For months, the United States has quietly been letting it be known that accepting enrichment by Iran might be in the cards. In an April 17 interview, Gary Samore, Obama’s chief adviser on arms control, said: “We recognize that Iran has the right to a peaceful nuclear energy program once it has addressed concerns about its nuclear activities. What we haven't done is specify exactly what the elements of that nuclear energy program would be. And that is a matter for negotiation.” Then, speaking anonymously, a senior U.S. official told the Los Angeles Times that the United States is willing to put uranium enrichment on the table and that “maybe we can get there, potentially.” The official made it clear that there’s a consensus developing within the Obama administration that calls for Iran to halt or suspend all enrichment are a nonstarter.

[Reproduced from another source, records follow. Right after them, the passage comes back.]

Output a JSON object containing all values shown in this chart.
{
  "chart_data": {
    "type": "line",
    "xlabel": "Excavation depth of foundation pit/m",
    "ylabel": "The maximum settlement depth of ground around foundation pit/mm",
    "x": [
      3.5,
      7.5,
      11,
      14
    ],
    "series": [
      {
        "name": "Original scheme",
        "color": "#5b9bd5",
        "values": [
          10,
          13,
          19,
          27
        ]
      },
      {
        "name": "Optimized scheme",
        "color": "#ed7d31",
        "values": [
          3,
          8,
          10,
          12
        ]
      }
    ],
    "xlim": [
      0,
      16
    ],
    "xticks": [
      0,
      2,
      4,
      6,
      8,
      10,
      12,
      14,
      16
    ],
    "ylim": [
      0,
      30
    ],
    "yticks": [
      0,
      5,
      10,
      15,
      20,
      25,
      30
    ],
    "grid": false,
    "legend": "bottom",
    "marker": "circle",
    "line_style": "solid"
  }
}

Meanwhile, various Iranian officials, including some notably close to Ayatollah Ali Khamenei, Iran’s supreme leader, have expressed optimism about the current round of talks. Foreign Minister Ali Akbar Salehi – who, according to Washington scuttlebutt, could be Khamenei’s choice to succeed Mahmoud Ahmadinejad as president in 2013 – called the current talks “a turning point in the Iran-West dialogue” and suggested that Tehran might be willing to revise its nuclear policy. As reported by Al-Monitor, other senior Iranians close to Khamenei expressed similarly positive sentiments, including Ali Akbar Velayati, adviser to Khamenei and member of a powerful political clan, and Ayatollah Ahmad Jannati, the leader of the all-powerful Guardian Council, which appoints the supreme leader and controls access to Iranian politics. Jannati called the recent talks a “good achievement” and noted, with some exaggeration, that the West now “accepted that uranium enrichment is Iran’s right.”